Tiba-tiba lamunanku tersadar ketika tangan kecil itu menyentuh pundakku.
“Apa
yang sedang kau pikirkan Ben?” tanya Joko
“Ah,
tidak. Aku hanya sedang membayangkan bagaimana rasanya jadi orang kaya”
timpalku dengan polosnya
“Kau
masih saja suka bermimpi. Duniamu itu dunia sekarat, kau harus bangun dari
mimpi-mimpi burukmu itu Ben!” seru Joko dengan suara lantang bak menantang
kerasnya kehidupan.
Joko
lalu duduk santai sembari menikmati secangkir kopi hangat, dipegangnya koran
ditangannya.
“Pagi-pagi sudah melamun mending kamu baca
koran sajalah ini!” kata Joko memberiku koran.
Gambar
dalam koran itu cukup membuatku terpikat. Dari kejauhan ku lirik gambar itu.
Ketika Joko sudah mulai pergi barulah ku lihat. Aku tercengang ketika mendapati
artikel tentang gambar itu. Artikel tentang Emon si predator buas anak alias
pelecehan seksual pada anak. “Lagi-lagi beritanya itu saja. Hem..ternyata
banyak orang sakit jiwa ya di Indonesia” gumamku lagi dalam batin.
Ku
coba membolak-balikan koran sembari membacanya sekilas. Ku temui berita tentang
pendidikan yang dirasa masih mahal. Mungkin penulis paham betul dengan apa yang
terjadi dengan pendidikan di Indonesia. Masyarakat kita sebagian besar masih
hidup dibawah garis kemiskinan. Bahkan untuk makan beras saja susah apalagi
untuk sekolah. Sekarang lihat saja, gara-gara bbm kemarin naik, harga
barang-barang pun jadi ikut naik. Makin susah saja hidup ini!.
Aku
jadi ingat tetanggaku. Namanya Andi. Dia ingin sekali melanjutkan sekolah tapi
apa daya Ibunya hanyalah seorang kuli pabrik Genteng mobat-mabit yang bekerja
dengan upah yang sangat minim. Andi hanya lulusan SMP. Terakhir ku lihat Ia
menjadi seorang pengamen. Memang miris dan terlihat tragis. Mungkin masih
banyak anak-anak yang malah tidak mengenyam pendidikan di pelosok-pelosok sana.
“Libur
po Ben?” tanya Yusuf sembari memanaskan motornya
“Ora
ki mengko mangkat jam songo” timpalku melihat Ia sejenak
“Tumben
kau baca koran, sedang membaca berita apa?” Yusuf bertanya mengernyitkan dahi
“Soal
pendidikan, kebutuhan pokok, bbm yang naik dan masih banyak ini” Aku menghela
nafas
“Apa
pedulimu Ben?
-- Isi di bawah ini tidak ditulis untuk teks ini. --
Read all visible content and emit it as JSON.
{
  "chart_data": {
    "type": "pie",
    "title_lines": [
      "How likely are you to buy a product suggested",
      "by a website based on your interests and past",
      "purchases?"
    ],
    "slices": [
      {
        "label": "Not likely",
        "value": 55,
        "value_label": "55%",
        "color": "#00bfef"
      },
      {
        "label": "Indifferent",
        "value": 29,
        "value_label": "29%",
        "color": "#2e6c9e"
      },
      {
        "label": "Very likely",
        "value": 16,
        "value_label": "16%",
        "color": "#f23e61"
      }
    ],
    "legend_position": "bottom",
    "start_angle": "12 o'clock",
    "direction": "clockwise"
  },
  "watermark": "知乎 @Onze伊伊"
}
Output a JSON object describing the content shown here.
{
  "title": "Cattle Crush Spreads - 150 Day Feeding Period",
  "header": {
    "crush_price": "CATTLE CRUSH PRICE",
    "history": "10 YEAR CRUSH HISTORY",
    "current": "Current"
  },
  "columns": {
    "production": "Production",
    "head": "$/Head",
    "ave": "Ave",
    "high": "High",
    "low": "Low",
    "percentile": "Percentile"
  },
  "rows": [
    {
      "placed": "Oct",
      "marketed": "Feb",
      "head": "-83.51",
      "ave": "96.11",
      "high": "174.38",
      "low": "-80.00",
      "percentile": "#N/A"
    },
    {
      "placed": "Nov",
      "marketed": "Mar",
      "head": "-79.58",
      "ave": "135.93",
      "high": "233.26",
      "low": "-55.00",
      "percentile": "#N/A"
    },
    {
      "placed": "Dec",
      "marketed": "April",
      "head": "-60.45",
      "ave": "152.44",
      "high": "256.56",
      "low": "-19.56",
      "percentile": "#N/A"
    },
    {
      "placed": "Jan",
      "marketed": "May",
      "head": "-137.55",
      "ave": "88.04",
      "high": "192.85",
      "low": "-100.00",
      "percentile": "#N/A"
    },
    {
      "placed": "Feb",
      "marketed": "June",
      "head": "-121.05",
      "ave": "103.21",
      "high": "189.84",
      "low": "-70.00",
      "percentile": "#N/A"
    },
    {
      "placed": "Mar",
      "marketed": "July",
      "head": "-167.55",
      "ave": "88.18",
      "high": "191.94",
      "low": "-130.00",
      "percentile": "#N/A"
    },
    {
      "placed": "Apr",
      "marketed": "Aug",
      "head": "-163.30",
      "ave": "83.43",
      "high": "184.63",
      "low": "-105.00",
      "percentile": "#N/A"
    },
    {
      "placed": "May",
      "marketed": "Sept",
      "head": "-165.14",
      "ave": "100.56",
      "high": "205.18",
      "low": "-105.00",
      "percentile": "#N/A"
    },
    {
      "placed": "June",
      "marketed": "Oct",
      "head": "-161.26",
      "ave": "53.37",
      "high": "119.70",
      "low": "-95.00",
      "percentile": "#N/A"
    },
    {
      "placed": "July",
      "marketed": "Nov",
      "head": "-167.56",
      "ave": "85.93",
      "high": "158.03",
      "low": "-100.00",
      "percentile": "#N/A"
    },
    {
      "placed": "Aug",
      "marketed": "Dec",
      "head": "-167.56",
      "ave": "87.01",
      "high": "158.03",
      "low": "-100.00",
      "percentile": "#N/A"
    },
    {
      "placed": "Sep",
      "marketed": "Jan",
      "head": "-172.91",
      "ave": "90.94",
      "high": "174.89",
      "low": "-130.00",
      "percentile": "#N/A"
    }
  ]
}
Salah satunya soal pendidikan. Iya aku tahu kau ini kuliah di
fakultas pendidikan. Namun apa yang bisa kamu lakukan? Pendidikan kini hanya
menjadi alat kekuasaan, mengajarkan yang tidak benar, mendidik yang tidak manusiawi
dan sejak itu pula pendidikan pun turut menjadi suatu kepalsuan” celoteh Yusuf penuh
kekecewaan dengan fenomena pendidikan yang terjadi akhir-akhir ini
Aku
belum bisa memberikan jawabannya. Ia berlalu demi sesuap nasi.
Ku
nikmati sisa-sisa pagi itu dengan bercumbu bersama koran. Koran itu sudah
semakin lusuh ditanganku. Ketika waktu sudah hampir pukul 09.00 maka aku bersiap-siap
menjelma menjadi ketua kelas lebih tepatnya pemimpin di kelas. Meskipun masih
dalam kelas setidaknya aku telah berusaha melakukan apa yang harus ku lakukan
sesuai kapasitasku. Karena aku sadar, aku adalah karya sastra ciptaan Tuhan
terbesar untuk mengurusi alam semesta. Dengan kekurangan yang ku miliki maka
Tuhanlah yang mengubahnya menjadi suatu kelebihan.
Aku
mulai menyalakan sepeda motorku yang blutuk. Maklum sudah tua namun penuh
kenangan. Ketika sampai jalan menuju pasar aku melihat kerumunan orang. Aku
penasaran ada apa sebenarnya. Aku pun ikut mencebur lebur di tengah keramaian
itu.
“Mohon
maaf Pak, ini ada apa kok ramai-ramai begini?” tanyaku sekonyong-konyongnya
“oh
ini Mas, tadi Ibunya kecopetan ketika hendak ke pasar” jawab seorang bapak yang
sedang antusias menonton
Dompet
yang digenggamnya ditangan Ibu tersebut raib di minta paksa oleh pencopet.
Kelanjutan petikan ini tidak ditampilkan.